- Born: 1806 Güímar, Tenerife, Spain
- Died: 1858 (aged 51–52) San Juan, Captaincy General of Puerto Rico, Spanish Empire
- Occupations: Composer, organist

= Domingo Crisanto Delgado Gómez =

Spanish composer (1806–1858)

Domingo Crisanto Delgado Gómez (1806, Güímar, Tenerife, Spain – 1858, San Juan, Puerto Rico) was one of the most famous composers of the nineteenth century Canary Islands; and first organist of the Cathedral of San Juan Bautista in Puerto Rico.

== Early life==
He born in 1806 in the town of Güímar on the island of Tenerife. In 1821 he became a cantor in the music chapel of La Laguna Cathedral of his native island. Then he stood out for his talent and wrote numerous scores for the cathedral and the Convento de Santa Catalina de Siena.

==Career==

Crisanto was choirmaster apprentice, his teacher was Miguel Jurado Bustamante, who was succeeded by Manuel Fragoso in 1828. Domingo Crisanto served as assistant sochantre as second organist at the La Laguna Cathedral and remarkable composer.
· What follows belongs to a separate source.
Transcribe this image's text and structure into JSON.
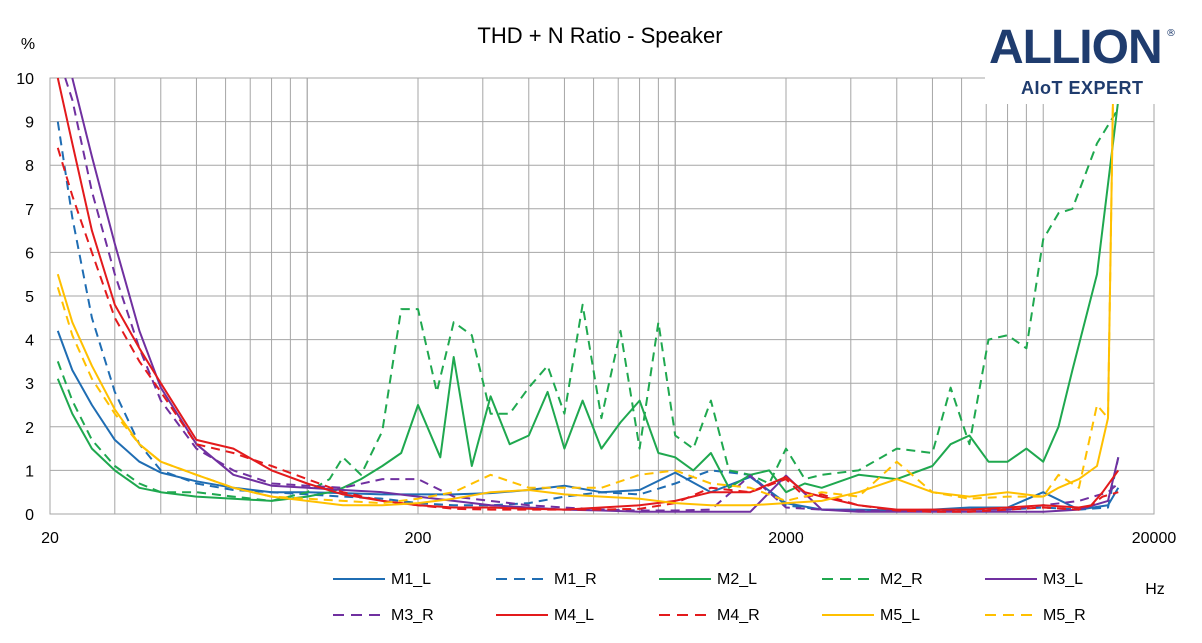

He learned to play the violin and worked as a music teacher.
After the death of Bustamante and due to the illness of Fragoso, Crisanto kept hoping to be appointed choirmaster at the La Laguna Cathedral, a distinction which would never happen.

==Moving to Puerto Rico==
For these reasons and looking for new professional horizons, he moved to Puerto Rico where he joined the music chapel of the Cathedral of San Juan Bautista.
In Puerto Rico he became one of the greatest musicians of this country, where he held the positions of 2nd sochantre, substitute organist and greater organist, the latter title he held until death; for the past eight years he was also a professor of organ and composition. When Crisanto was a teacher he had among his students the composer Felipe Gutiérrez y Espinosa.